Yes, the intention is probably good- but as they say, the road to hell is paved with those. This solution to the problem is ill advised and ill thought. If pursued, it will be a disaster.

 Forget the fact that this plan directly seeks to institutionalise corruption. The three lakhs each student will pay a company is suspiciously close to the corrupt ‘market rate’ paid for an on-board training slot today. Forget even the fact that this plan does nothing to address the real issues of poor calibre of intake, mis-selling of a career at sea, poor training and poor motivation from all involved in the exercise.

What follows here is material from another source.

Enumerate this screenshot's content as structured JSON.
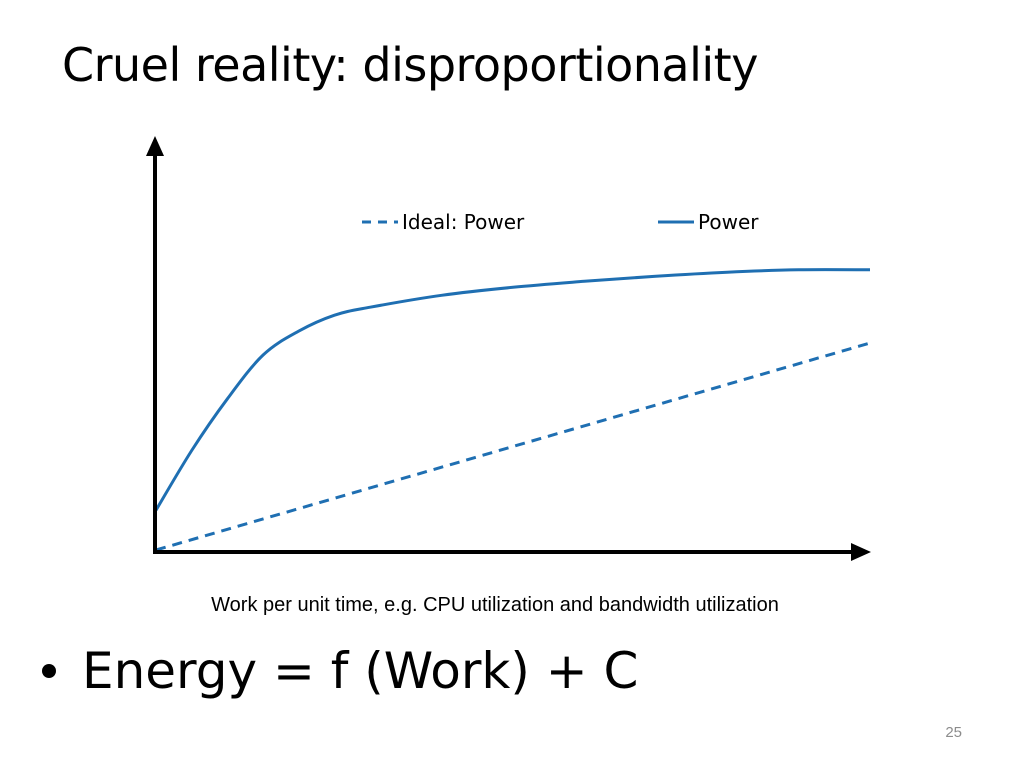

Forget the fact that students are already taking loans to cover their training and the euphemistically named ‘placement fee.’ 

Ignoring all that, two big financial reasons why this plan will not work: One, nothing changes for a trainee. His costs remain the same; the only difference is that he is paying companies directly instead of through touts. In fact, should the government enforce this notion in future, those trainees at management company run institutes who were not paying any ‘placement’ fees may find that their costs have now gone up. And two, three hundred thousand rupees is not a sum large enough to entice a shipowner or manager to take in cadets. Some cannot anyway- their ships do not have accommodation or lifeboat capacities that allow this. Moreover, those that intend to survive on this measly sum are not shipowners I would want to sail with anyway- many are crooks.

Mr Modi and Shipping Minister Gadkari have said much about reviving the Indian maritime sector. As they start doing things to do this, they must realise that all their plans- port development, inland waterway development, the Gujarat maritime cluster et al- will come to naught unless Indian maritime expertise is strengthened and widened. The backbone of this expertise has usually been, around the world, managers with seagoing experience. Frankly, I do not see, in the present state of affairs, the possibility that we will have, ten years down the line, people of sufficient calibre and competence to make these dreams a reality. Not with ideas like this planned money-for-nothing plan, we will not.


This plan is no solution. The government needs to get real. And it needs to stop consulting people who have their own axes to grind when it looks for solutions.